Nach Jahrzehnten der Geheimhaltung ist es soweit: Eine wertvolle Schmucksammlung der Habsburger wird erstmals der Öffentlichkeit präsentiert.
Die Kostbarkeiten, darunter der prachtvolle „Florentiner“-Diamant und persönliche Gegenstände von historischem Gewicht, befanden sich seit 1940 in einem versteckten Depot in Kanada. Die Habsburger hatten die Juwelen dorthin gebracht, als sie vor den Nazis fliehen mussten.
Habsburger-Schätze: Flucht, Geheimnisse und große Geschichte
Die jahrzehntelange Geheimhaltung der Sammlung geht auf Zita, die Witwe von Karl I., dem letzten Kaiser der Habsburger, zurück. Aufgrund ihrer Erfahrungen mit Verfolgung und Exil verfügte sie, dass die wertvollen Schmuckstücke erst ab 2022 wieder der Öffentlichkeit zugänglich gemacht werden dürfen. Auf ihren Wunsch hin blieb der Verbleib der Juwelen lange ein Rätsel – nun wurde es gelüftet.
Die Habsburger kündigten an, die Schmuckstücke schon bald in Kanada auszustellen, wo sie sicher untergebracht sind.
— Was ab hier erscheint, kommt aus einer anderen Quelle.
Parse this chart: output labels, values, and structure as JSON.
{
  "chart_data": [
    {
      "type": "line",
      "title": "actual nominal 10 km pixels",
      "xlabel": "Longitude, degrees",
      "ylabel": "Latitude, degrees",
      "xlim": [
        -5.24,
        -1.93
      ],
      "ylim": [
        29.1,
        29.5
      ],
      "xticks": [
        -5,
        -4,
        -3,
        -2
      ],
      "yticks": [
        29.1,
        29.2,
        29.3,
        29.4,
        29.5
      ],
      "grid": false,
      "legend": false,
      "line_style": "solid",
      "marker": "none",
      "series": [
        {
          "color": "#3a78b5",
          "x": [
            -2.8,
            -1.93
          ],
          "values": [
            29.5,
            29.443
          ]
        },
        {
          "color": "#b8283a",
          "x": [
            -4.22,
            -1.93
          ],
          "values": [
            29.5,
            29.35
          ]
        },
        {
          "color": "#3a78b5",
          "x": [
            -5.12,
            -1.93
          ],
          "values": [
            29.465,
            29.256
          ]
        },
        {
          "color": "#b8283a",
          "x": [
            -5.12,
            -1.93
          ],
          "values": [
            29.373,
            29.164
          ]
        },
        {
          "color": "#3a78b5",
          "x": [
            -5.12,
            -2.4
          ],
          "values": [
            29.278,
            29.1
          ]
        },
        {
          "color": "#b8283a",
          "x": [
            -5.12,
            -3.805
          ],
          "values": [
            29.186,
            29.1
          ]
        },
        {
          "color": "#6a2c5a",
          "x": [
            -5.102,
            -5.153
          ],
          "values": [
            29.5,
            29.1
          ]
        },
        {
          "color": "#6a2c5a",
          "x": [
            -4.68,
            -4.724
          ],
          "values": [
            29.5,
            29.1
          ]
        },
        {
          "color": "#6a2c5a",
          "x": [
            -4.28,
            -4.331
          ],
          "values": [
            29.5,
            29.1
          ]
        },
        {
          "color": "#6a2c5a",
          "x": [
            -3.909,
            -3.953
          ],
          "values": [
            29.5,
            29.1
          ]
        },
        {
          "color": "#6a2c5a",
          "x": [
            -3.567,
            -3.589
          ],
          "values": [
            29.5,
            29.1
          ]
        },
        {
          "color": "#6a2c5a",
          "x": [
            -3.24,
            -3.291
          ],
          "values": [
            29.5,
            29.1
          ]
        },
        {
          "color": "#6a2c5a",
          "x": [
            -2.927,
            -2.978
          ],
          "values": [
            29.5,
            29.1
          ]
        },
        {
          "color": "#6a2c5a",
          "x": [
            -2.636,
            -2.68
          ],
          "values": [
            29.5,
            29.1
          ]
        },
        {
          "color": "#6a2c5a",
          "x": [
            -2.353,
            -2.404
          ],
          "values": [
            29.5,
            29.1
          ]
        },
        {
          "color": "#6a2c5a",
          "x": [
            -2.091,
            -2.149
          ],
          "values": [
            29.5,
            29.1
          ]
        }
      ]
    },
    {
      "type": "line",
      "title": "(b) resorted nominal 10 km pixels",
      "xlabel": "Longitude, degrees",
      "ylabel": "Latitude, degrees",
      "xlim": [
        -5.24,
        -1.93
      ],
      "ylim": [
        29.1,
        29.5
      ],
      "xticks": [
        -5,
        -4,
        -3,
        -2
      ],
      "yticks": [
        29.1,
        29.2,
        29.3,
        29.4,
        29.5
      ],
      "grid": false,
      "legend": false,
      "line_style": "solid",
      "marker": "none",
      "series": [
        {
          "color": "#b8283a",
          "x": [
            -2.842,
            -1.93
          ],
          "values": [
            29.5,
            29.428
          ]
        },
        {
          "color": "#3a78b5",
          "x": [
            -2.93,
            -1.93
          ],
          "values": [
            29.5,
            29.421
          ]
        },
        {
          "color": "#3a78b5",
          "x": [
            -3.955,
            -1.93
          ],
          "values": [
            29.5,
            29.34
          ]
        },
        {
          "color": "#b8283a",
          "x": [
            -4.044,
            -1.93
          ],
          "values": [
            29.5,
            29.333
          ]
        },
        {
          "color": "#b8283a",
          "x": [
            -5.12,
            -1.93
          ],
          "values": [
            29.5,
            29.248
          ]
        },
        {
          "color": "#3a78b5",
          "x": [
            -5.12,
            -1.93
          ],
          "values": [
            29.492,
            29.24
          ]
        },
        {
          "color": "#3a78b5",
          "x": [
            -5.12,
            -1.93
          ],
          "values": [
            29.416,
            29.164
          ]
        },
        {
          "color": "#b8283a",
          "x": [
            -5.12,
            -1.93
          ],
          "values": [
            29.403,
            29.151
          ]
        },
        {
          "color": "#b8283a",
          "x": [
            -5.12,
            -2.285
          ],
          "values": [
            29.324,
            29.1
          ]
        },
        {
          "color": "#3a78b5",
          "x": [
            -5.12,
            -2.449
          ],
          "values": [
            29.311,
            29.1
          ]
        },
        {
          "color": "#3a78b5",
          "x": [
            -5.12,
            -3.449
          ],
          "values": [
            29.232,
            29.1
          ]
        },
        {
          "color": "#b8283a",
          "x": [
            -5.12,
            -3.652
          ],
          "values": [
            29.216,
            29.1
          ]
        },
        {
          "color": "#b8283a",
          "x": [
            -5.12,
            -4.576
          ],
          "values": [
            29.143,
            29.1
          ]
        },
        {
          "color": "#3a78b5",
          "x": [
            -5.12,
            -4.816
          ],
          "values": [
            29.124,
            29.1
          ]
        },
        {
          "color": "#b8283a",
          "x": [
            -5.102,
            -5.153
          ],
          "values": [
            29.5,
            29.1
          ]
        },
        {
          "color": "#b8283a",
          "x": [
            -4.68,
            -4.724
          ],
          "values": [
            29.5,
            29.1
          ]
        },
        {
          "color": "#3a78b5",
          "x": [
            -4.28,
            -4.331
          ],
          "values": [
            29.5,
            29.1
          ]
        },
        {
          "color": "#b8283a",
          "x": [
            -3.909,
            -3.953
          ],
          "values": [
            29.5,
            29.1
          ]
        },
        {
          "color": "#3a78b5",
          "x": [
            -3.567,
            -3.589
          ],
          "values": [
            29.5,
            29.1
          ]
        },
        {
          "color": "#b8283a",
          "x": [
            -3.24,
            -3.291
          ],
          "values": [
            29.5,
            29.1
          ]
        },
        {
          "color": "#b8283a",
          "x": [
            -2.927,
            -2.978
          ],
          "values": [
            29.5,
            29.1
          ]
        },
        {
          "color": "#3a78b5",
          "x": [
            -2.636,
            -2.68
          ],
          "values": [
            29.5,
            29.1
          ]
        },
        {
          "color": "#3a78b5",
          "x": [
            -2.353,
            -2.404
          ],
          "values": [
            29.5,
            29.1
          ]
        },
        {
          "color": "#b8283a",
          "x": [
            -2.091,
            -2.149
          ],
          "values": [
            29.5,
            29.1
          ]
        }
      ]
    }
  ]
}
Familienoberhaupt Karl Habsburg erklärte: „Damit kommen wir unserer kulturhistorischen Verantwortung nach.“ Bereits ein veröffentlichtes Foto der Sammlung weckt großes Interesse: Zu sehen sind diamantene Orden, funkelnde Broschen und kostbare Anhänger, deren Magie die Zeit überdauert zu haben scheint.
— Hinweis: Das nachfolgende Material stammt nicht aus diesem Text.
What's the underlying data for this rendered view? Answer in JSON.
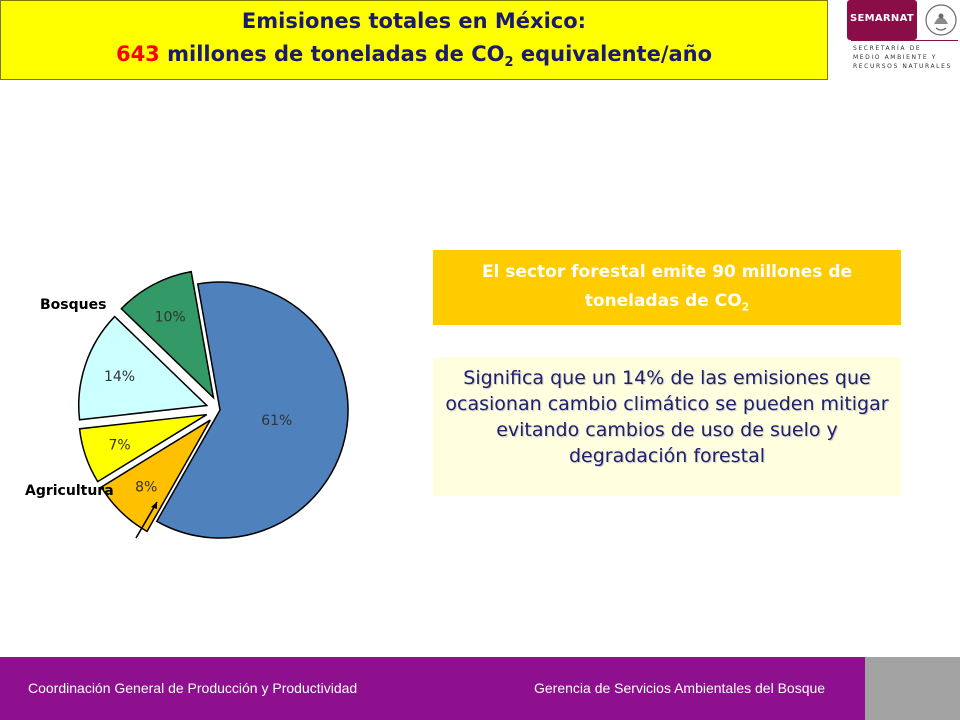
{
  "header": {
    "title_line1": "Emisiones totales en México:",
    "title_value": "643",
    "title_line2_pre": "millones de toneladas de CO",
    "title_line2_sub": "2",
    "title_line2_post": "equivalente/año",
    "value_color": "#ff0000"
  },
  "logo": {
    "badge": "SEMARNAT",
    "lines": [
      "SECRETARÍA DE",
      "MEDIO AMBIENTE Y",
      "RECURSOS NATURALES"
    ]
  },
  "chart_data": {
    "type": "pie",
    "values": [
      61,
      8,
      7,
      14,
      10
    ],
    "value_labels": [
      "61%",
      "8%",
      "7%",
      "14%",
      "10%"
    ],
    "colors": [
      "#4f81bd",
      "#ffc000",
      "#ffff00",
      "#ccffff",
      "#339966"
    ],
    "exploded": [
      false,
      true,
      true,
      true,
      true
    ],
    "category_labels": [
      "Bosques",
      "Agricultura"
    ]
  },
  "info": {
    "forestal_pre": "El sector forestal emite 90 millones de toneladas de CO",
    "forestal_sub": "2",
    "significa": "Significa que un 14% de las emisiones que ocasionan cambio climático se pueden mitigar evitando cambios de uso de suelo y degradación forestal"
  },
  "footer": {
    "left": "Coordinación General de Producción y Productividad",
    "right": "Gerencia de Servicios Ambientales del Bosque"
  }
}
Die Habsburger und ihre geraubten Kronjuwelen
Die Bedeutung der jahrhundertealten Stücke ist für die Habsburger unbezahlbar. „Hier spielt die historische und kulturelle Bedeutung eine wesentliche und aus Sicht der Familie auch die einzige Rolle“, betonte ein Sprecher gegenüber der dpa. Der wirtschaftliche Wert der Sammlung wurde nicht genannt, vermutlich erreichen die Schätze jedoch Millionenhöhen.
Der Verbleib dieser privaten Juwelen in Kanada hat auch rechtliche Gründe. Nach dem Ende der Monarchie im Jahr 1918 wurde die Familie Habsburg durch die österreichische Republik enteignet. Während die Kronjuwelen des Kaiserhauses Teil des Staatsbesitzes in Wien wurden, blieb die private Schmucksammlung den Habsburgern erhalten und konnte somit vor der Konfiszierung geschützt werden.
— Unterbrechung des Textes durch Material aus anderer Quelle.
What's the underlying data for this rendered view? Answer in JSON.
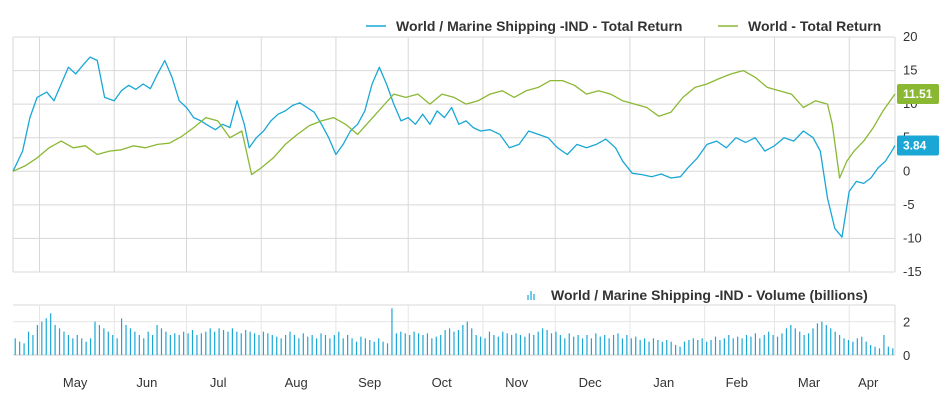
{
  "chart_data": [
    {
      "type": "line",
      "legend_placement": "top-right",
      "grid": true,
      "ylim": [
        -15,
        20
      ],
      "yticks": [
        20,
        15,
        10,
        5,
        0,
        -5,
        -10,
        -15
      ],
      "ytick_labels": [
        "20",
        "15",
        "10",
        "5",
        "0",
        "-5",
        "-10",
        "-15"
      ],
      "x_range": [
        "2023-04-20",
        "2024-04-20"
      ],
      "months": [
        {
          "label": "May",
          "date": "2023-05-01"
        },
        {
          "label": "Jun",
          "date": "2023-06-01"
        },
        {
          "label": "Jul",
          "date": "2023-07-01"
        },
        {
          "label": "Aug",
          "date": "2023-08-01"
        },
        {
          "label": "Sep",
          "date": "2023-09-01"
        },
        {
          "label": "Oct",
          "date": "2023-10-01"
        },
        {
          "label": "Nov",
          "date": "2023-11-01"
        },
        {
          "label": "Dec",
          "date": "2023-12-01"
        },
        {
          "label": "Jan",
          "date": "2024-01-01"
        },
        {
          "label": "Feb",
          "date": "2024-02-01"
        },
        {
          "label": "Mar",
          "date": "2024-03-01"
        },
        {
          "label": "Apr",
          "date": "2024-04-01"
        }
      ],
      "series": [
        {
          "name": "World / Marine Shipping -IND - Total Return",
          "color": "#1aa7d6",
          "last_value_label": "3.84",
          "points": [
            [
              "2023-04-20",
              0
            ],
            [
              "2023-04-24",
              3
            ],
            [
              "2023-04-27",
              8
            ],
            [
              "2023-04-30",
              11
            ],
            [
              "2023-05-04",
              11.8
            ],
            [
              "2023-05-07",
              10.5
            ],
            [
              "2023-05-10",
              13
            ],
            [
              "2023-05-13",
              15.5
            ],
            [
              "2023-05-16",
              14.5
            ],
            [
              "2023-05-19",
              15.8
            ],
            [
              "2023-05-22",
              17
            ],
            [
              "2023-05-25",
              16.5
            ],
            [
              "2023-05-28",
              11
            ],
            [
              "2023-06-01",
              10.5
            ],
            [
              "2023-06-04",
              12
            ],
            [
              "2023-06-07",
              12.8
            ],
            [
              "2023-06-10",
              12.2
            ],
            [
              "2023-06-13",
              13
            ],
            [
              "2023-06-16",
              12.3
            ],
            [
              "2023-06-19",
              14.5
            ],
            [
              "2023-06-22",
              16.5
            ],
            [
              "2023-06-25",
              14
            ],
            [
              "2023-06-28",
              10.5
            ],
            [
              "2023-07-01",
              9.5
            ],
            [
              "2023-07-04",
              8
            ],
            [
              "2023-07-07",
              7.5
            ],
            [
              "2023-07-10",
              6.8
            ],
            [
              "2023-07-13",
              6.2
            ],
            [
              "2023-07-16",
              7
            ],
            [
              "2023-07-19",
              6.5
            ],
            [
              "2023-07-22",
              10.5
            ],
            [
              "2023-07-25",
              7
            ],
            [
              "2023-07-27",
              3.5
            ],
            [
              "2023-07-30",
              5
            ],
            [
              "2023-08-02",
              6
            ],
            [
              "2023-08-05",
              7.5
            ],
            [
              "2023-08-08",
              8.5
            ],
            [
              "2023-08-11",
              9
            ],
            [
              "2023-08-14",
              9.8
            ],
            [
              "2023-08-17",
              10.2
            ],
            [
              "2023-08-20",
              9.5
            ],
            [
              "2023-08-23",
              8.8
            ],
            [
              "2023-08-26",
              7
            ],
            [
              "2023-08-29",
              5
            ],
            [
              "2023-09-01",
              2.5
            ],
            [
              "2023-09-04",
              4
            ],
            [
              "2023-09-07",
              6
            ],
            [
              "2023-09-10",
              7
            ],
            [
              "2023-09-13",
              9
            ],
            [
              "2023-09-16",
              13
            ],
            [
              "2023-09-19",
              15.5
            ],
            [
              "2023-09-22",
              13
            ],
            [
              "2023-09-25",
              10
            ],
            [
              "2023-09-28",
              7.5
            ],
            [
              "2023-10-01",
              8
            ],
            [
              "2023-10-04",
              7
            ],
            [
              "2023-10-07",
              8.5
            ],
            [
              "2023-10-10",
              7
            ],
            [
              "2023-10-13",
              9
            ],
            [
              "2023-10-16",
              8
            ],
            [
              "2023-10-19",
              9.5
            ],
            [
              "2023-10-22",
              7
            ],
            [
              "2023-10-25",
              7.5
            ],
            [
              "2023-10-28",
              6.5
            ],
            [
              "2023-10-31",
              6
            ],
            [
              "2023-11-04",
              6.2
            ],
            [
              "2023-11-08",
              5.5
            ],
            [
              "2023-11-12",
              3.5
            ],
            [
              "2023-11-16",
              4
            ],
            [
              "2023-11-20",
              6
            ],
            [
              "2023-11-24",
              5.5
            ],
            [
              "2023-11-28",
              5
            ],
            [
              "2023-12-02",
              3.5
            ],
            [
              "2023-12-06",
              2.5
            ],
            [
              "2023-12-10",
              4
            ],
            [
              "2023-12-14",
              3.5
            ],
            [
              "2023-12-18",
              4
            ],
            [
              "2023-12-22",
              4.8
            ],
            [
              "2023-12-26",
              3.5
            ],
            [
              "2023-12-29",
              1.5
            ],
            [
              "2024-01-02",
              -0.3
            ],
            [
              "2024-01-06",
              -0.5
            ],
            [
              "2024-01-10",
              -0.8
            ],
            [
              "2024-01-14",
              -0.4
            ],
            [
              "2024-01-18",
              -1
            ],
            [
              "2024-01-22",
              -0.8
            ],
            [
              "2024-01-25",
              0.5
            ],
            [
              "2024-01-29",
              2
            ],
            [
              "2024-02-02",
              4
            ],
            [
              "2024-02-06",
              4.5
            ],
            [
              "2024-02-10",
              3.5
            ],
            [
              "2024-02-14",
              5
            ],
            [
              "2024-02-18",
              4.3
            ],
            [
              "2024-02-22",
              5
            ],
            [
              "2024-02-26",
              3
            ],
            [
              "2024-03-01",
              3.8
            ],
            [
              "2024-03-05",
              5
            ],
            [
              "2024-03-09",
              4.5
            ],
            [
              "2024-03-13",
              6
            ],
            [
              "2024-03-17",
              5
            ],
            [
              "2024-03-20",
              3
            ],
            [
              "2024-03-23",
              -4
            ],
            [
              "2024-03-26",
              -8.5
            ],
            [
              "2024-03-29",
              -9.8
            ],
            [
              "2024-04-01",
              -3
            ],
            [
              "2024-04-04",
              -1.5
            ],
            [
              "2024-04-07",
              -1.8
            ],
            [
              "2024-04-10",
              -1
            ],
            [
              "2024-04-13",
              0.5
            ],
            [
              "2024-04-16",
              1.5
            ],
            [
              "2024-04-19",
              3.2
            ],
            [
              "2024-04-20",
              3.84
            ]
          ]
        },
        {
          "name": "World - Total Return",
          "color": "#8ab833",
          "last_value_label": "11.51",
          "points": [
            [
              "2023-04-20",
              0
            ],
            [
              "2023-04-25",
              0.8
            ],
            [
              "2023-04-30",
              2
            ],
            [
              "2023-05-05",
              3.5
            ],
            [
              "2023-05-10",
              4.5
            ],
            [
              "2023-05-15",
              3.5
            ],
            [
              "2023-05-20",
              3.8
            ],
            [
              "2023-05-25",
              2.5
            ],
            [
              "2023-05-30",
              3
            ],
            [
              "2023-06-04",
              3.2
            ],
            [
              "2023-06-09",
              3.8
            ],
            [
              "2023-06-14",
              3.5
            ],
            [
              "2023-06-19",
              4
            ],
            [
              "2023-06-24",
              4.2
            ],
            [
              "2023-06-29",
              5.2
            ],
            [
              "2023-07-04",
              6.5
            ],
            [
              "2023-07-09",
              8
            ],
            [
              "2023-07-14",
              7.5
            ],
            [
              "2023-07-19",
              5
            ],
            [
              "2023-07-24",
              6
            ],
            [
              "2023-07-28",
              -0.5
            ],
            [
              "2023-08-01",
              0.5
            ],
            [
              "2023-08-06",
              2
            ],
            [
              "2023-08-11",
              4
            ],
            [
              "2023-08-16",
              5.5
            ],
            [
              "2023-08-21",
              6.8
            ],
            [
              "2023-08-26",
              7.5
            ],
            [
              "2023-08-31",
              8
            ],
            [
              "2023-09-05",
              7
            ],
            [
              "2023-09-10",
              5.5
            ],
            [
              "2023-09-15",
              7.5
            ],
            [
              "2023-09-20",
              9.5
            ],
            [
              "2023-09-25",
              11.5
            ],
            [
              "2023-09-30",
              11
            ],
            [
              "2023-10-05",
              11.5
            ],
            [
              "2023-10-10",
              10
            ],
            [
              "2023-10-15",
              11.5
            ],
            [
              "2023-10-20",
              11
            ],
            [
              "2023-10-25",
              10
            ],
            [
              "2023-10-30",
              10.5
            ],
            [
              "2023-11-04",
              11.5
            ],
            [
              "2023-11-09",
              12
            ],
            [
              "2023-11-14",
              11
            ],
            [
              "2023-11-19",
              12
            ],
            [
              "2023-11-24",
              12.5
            ],
            [
              "2023-11-29",
              13.5
            ],
            [
              "2023-12-04",
              13.5
            ],
            [
              "2023-12-09",
              12.8
            ],
            [
              "2023-12-14",
              11.5
            ],
            [
              "2023-12-19",
              12
            ],
            [
              "2023-12-24",
              11.5
            ],
            [
              "2023-12-29",
              10.5
            ],
            [
              "2024-01-03",
              10
            ],
            [
              "2024-01-08",
              9.5
            ],
            [
              "2024-01-13",
              8.2
            ],
            [
              "2024-01-18",
              8.8
            ],
            [
              "2024-01-23",
              11
            ],
            [
              "2024-01-28",
              12.5
            ],
            [
              "2024-02-02",
              13
            ],
            [
              "2024-02-07",
              13.8
            ],
            [
              "2024-02-12",
              14.5
            ],
            [
              "2024-02-17",
              15
            ],
            [
              "2024-02-22",
              14
            ],
            [
              "2024-02-27",
              12.5
            ],
            [
              "2024-03-03",
              12
            ],
            [
              "2024-03-08",
              11.5
            ],
            [
              "2024-03-13",
              9.5
            ],
            [
              "2024-03-18",
              10.5
            ],
            [
              "2024-03-23",
              10
            ],
            [
              "2024-03-25",
              7
            ],
            [
              "2024-03-28",
              -1
            ],
            [
              "2024-03-31",
              1.5
            ],
            [
              "2024-04-03",
              3
            ],
            [
              "2024-04-07",
              4.5
            ],
            [
              "2024-04-11",
              6.5
            ],
            [
              "2024-04-15",
              9
            ],
            [
              "2024-04-18",
              10.5
            ],
            [
              "2024-04-20",
              11.51
            ]
          ]
        }
      ]
    },
    {
      "type": "bar",
      "legend_placement": "top-right",
      "grid": true,
      "ylim": [
        0,
        3
      ],
      "yticks": [
        2,
        0
      ],
      "ytick_labels": [
        "2",
        "0"
      ],
      "x_range": [
        "2023-04-20",
        "2024-04-20"
      ],
      "series": [
        {
          "name": "World / Marine Shipping -IND - Volume (billions)",
          "color": "#1aa7d6",
          "values": [
            1.0,
            0.8,
            0.7,
            1.4,
            1.2,
            1.8,
            2.0,
            2.2,
            2.5,
            1.8,
            1.6,
            1.4,
            1.2,
            1.0,
            1.2,
            1.0,
            0.8,
            1.0,
            2.0,
            1.8,
            1.6,
            1.4,
            1.2,
            1.0,
            2.2,
            1.8,
            1.6,
            1.4,
            1.2,
            1.0,
            1.4,
            1.2,
            1.8,
            1.6,
            1.4,
            1.2,
            1.3,
            1.2,
            1.4,
            1.3,
            1.5,
            1.2,
            1.3,
            1.4,
            1.6,
            1.4,
            1.6,
            1.5,
            1.4,
            1.6,
            1.4,
            1.3,
            1.5,
            1.4,
            1.3,
            1.2,
            1.4,
            1.3,
            1.2,
            1.1,
            1.0,
            1.2,
            1.4,
            1.2,
            1.0,
            1.3,
            1.1,
            1.2,
            1.0,
            1.3,
            1.2,
            1.0,
            1.2,
            1.4,
            1.0,
            1.2,
            1.0,
            0.8,
            1.1,
            1.0,
            0.9,
            0.8,
            1.0,
            0.8,
            0.7,
            2.8,
            1.3,
            1.4,
            1.3,
            1.2,
            1.4,
            1.3,
            1.2,
            1.3,
            1.0,
            1.1,
            1.2,
            1.5,
            1.6,
            1.4,
            1.5,
            1.8,
            2.0,
            1.6,
            1.2,
            1.1,
            1.0,
            1.4,
            1.2,
            1.1,
            1.4,
            1.3,
            1.2,
            1.3,
            1.2,
            1.1,
            1.3,
            1.2,
            1.4,
            1.6,
            1.5,
            1.3,
            1.4,
            1.2,
            1.0,
            1.3,
            1.1,
            1.2,
            1.0,
            1.2,
            1.0,
            1.3,
            1.1,
            1.2,
            1.0,
            1.2,
            1.3,
            1.0,
            1.2,
            1.0,
            1.1,
            0.9,
            1.0,
            0.8,
            1.0,
            0.9,
            0.8,
            0.9,
            0.8,
            0.6,
            0.5,
            0.8,
            0.9,
            1.0,
            0.9,
            1.0,
            0.8,
            0.9,
            1.1,
            0.9,
            1.0,
            1.2,
            1.0,
            1.1,
            1.0,
            1.2,
            1.1,
            1.3,
            1.0,
            1.2,
            1.4,
            1.2,
            1.1,
            1.3,
            1.6,
            1.8,
            1.6,
            1.4,
            1.2,
            1.3,
            1.6,
            1.9,
            2.0,
            1.8,
            1.6,
            1.4,
            1.2,
            1.0,
            0.9,
            0.8,
            1.0,
            1.1,
            0.8,
            0.6,
            0.5,
            0.4,
            1.2,
            0.5,
            0.4
          ]
        }
      ]
    }
  ]
}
Die Geschichte dieser Juwelen reicht bis zu berühmten Habsburgerinnen wie Maria Theresia und Marie-Antoinette zurück. Sie zeugen von der glanzvollen Zeit einer europäischen Herrscherdynastie, deren Erbe nun erneut in den Fokus rückt. Mit der geplanten Ausstellung wird die spannende Vergangenheit lebendig. Es ist das erste Mal, dass die Habsburger ihre sagenumwobenen Juwelen so der Welt präsentieren. (mit dpa)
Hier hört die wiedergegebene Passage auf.